The Salix alba typically grows in ravines, wadis and in oasis. In Israel it is found mostly in the Hula valley, which is a very swampy area and in the Sharon, which is also low lying and flat.

In the NIV the aravah has been translated as the ‘poplar’, however elsewhere the tsaphtsapha is identified as the poplar. So why the confusion? It may be due to the fact that the leaves of the willow and the Populus euphratica (Euphrates poplar) look very similar.  

The aravah was one of the four varieties to be used in the festival of Sukkot. This was commanded in Leviticus 23: 39-41 - "​
So beginning with the fifteenth day of the seventh month, after you have gathered the crops of the land, celebrate the festival to the Lord for seven days; the first day is a day of rest, and the eighth day also is a day of rest. On the first day you are to take choice fruit from the trees, and palm fronds, leafy branches and aravah (poplars), and rejoice before the Lord your God for seven days. Celebrate this as a festival to the Lord for seven days each year." 

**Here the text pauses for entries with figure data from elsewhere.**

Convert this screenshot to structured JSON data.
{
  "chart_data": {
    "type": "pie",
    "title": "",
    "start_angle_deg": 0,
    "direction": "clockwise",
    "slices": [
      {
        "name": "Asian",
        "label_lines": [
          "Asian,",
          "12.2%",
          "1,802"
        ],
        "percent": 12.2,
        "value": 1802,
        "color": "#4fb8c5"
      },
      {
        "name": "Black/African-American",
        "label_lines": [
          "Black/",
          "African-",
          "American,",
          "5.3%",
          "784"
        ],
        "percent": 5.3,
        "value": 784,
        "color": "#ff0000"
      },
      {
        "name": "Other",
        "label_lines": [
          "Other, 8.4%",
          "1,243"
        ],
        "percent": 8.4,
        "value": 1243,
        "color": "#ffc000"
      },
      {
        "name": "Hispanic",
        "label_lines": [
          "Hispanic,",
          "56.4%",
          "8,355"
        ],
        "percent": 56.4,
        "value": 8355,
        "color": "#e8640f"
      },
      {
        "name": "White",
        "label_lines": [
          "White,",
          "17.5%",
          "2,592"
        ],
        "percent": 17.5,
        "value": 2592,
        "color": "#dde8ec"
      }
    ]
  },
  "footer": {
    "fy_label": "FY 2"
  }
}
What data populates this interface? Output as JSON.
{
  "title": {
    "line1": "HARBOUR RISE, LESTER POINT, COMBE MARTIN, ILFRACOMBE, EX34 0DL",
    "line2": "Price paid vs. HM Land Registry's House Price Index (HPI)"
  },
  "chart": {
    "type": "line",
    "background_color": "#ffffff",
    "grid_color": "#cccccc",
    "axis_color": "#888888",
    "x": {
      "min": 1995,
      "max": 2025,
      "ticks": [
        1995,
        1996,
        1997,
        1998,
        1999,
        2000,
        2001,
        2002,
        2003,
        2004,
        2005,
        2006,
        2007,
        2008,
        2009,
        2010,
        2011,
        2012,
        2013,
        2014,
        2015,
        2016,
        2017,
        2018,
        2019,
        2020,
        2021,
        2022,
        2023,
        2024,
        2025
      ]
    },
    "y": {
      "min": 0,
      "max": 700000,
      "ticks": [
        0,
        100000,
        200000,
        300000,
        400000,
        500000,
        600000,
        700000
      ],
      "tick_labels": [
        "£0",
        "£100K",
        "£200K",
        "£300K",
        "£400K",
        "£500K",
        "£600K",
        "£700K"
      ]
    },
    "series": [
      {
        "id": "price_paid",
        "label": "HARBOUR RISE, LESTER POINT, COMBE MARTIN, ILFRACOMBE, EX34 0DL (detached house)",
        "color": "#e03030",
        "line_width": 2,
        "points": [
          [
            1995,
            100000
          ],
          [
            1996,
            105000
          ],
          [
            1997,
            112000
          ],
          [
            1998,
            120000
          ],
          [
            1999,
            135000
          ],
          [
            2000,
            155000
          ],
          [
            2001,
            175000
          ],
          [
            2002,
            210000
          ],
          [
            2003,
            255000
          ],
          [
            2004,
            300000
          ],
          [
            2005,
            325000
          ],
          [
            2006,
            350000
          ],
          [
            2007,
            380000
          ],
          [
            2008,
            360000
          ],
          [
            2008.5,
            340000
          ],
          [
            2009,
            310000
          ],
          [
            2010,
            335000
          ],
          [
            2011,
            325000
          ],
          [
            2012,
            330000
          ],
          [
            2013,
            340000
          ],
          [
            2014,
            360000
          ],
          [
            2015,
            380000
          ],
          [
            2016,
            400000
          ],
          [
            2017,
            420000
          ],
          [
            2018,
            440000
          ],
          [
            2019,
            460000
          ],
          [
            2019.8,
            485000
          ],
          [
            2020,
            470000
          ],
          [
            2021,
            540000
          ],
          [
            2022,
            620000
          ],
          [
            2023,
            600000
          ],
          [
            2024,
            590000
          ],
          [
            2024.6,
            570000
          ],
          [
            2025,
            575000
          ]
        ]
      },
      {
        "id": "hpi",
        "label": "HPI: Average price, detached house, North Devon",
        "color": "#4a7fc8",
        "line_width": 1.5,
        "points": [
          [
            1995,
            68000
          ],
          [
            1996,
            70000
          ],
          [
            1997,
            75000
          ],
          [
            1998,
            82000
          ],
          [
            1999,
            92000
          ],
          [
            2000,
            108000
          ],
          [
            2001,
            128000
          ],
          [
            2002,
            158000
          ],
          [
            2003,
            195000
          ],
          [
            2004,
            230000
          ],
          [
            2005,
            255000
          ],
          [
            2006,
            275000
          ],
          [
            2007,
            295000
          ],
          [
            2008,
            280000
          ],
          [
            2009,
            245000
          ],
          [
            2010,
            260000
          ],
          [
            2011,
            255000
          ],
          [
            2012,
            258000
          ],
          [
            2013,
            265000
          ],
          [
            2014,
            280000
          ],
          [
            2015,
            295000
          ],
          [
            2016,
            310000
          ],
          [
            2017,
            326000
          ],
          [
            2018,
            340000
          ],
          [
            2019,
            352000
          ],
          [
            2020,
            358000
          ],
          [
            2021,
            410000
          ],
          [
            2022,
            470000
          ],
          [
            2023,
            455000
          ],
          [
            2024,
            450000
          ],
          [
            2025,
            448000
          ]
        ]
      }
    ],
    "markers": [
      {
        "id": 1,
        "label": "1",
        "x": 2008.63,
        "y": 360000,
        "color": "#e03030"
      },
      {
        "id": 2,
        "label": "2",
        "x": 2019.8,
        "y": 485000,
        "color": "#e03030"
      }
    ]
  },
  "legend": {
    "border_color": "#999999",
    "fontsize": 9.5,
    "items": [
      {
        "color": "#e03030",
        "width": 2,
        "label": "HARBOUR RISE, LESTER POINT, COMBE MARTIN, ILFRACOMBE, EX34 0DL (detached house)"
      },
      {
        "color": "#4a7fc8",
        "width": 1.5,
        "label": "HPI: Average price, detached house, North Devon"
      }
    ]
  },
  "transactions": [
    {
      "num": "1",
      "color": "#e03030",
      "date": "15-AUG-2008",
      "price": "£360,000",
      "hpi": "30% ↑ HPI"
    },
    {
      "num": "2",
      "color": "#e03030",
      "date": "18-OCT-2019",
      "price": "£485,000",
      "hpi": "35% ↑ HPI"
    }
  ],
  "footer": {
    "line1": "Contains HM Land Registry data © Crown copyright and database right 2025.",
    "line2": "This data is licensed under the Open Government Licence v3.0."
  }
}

It is the Salix alba that is used in the festival of Sukkot today, thus strengthening the identification of the aravah with the willow.

In a number of places the aravah is described as a tree which grows near water, whether it be rivers, streams or in a ravine. Such locations fit the Salix alba well:  

• "The lotuses conceal him [the Behemot] in their shadow; the aravah by the stream surround him." - Job 40:22;

• In Isaiah 15:7 it is the name of a location, in this case of a ravine - "So the wealth they have acquired and stored up they carry away over the Ravine of the Aravim (plural of aravah)"; 

• "For I will pour water on the thirsty land, and streams on the dry ground; I will pour out my Spirit on your offspring, and my blessing on your descendants. They will spring up like grass in a meadow, like aravah trees by flowing streams." - Isaiah 44: 3-4;

• "By the rivers of Babylon we sat and wept when we remembered Zion. There on the aravah we hung our harps." - Psalm 137:1-2.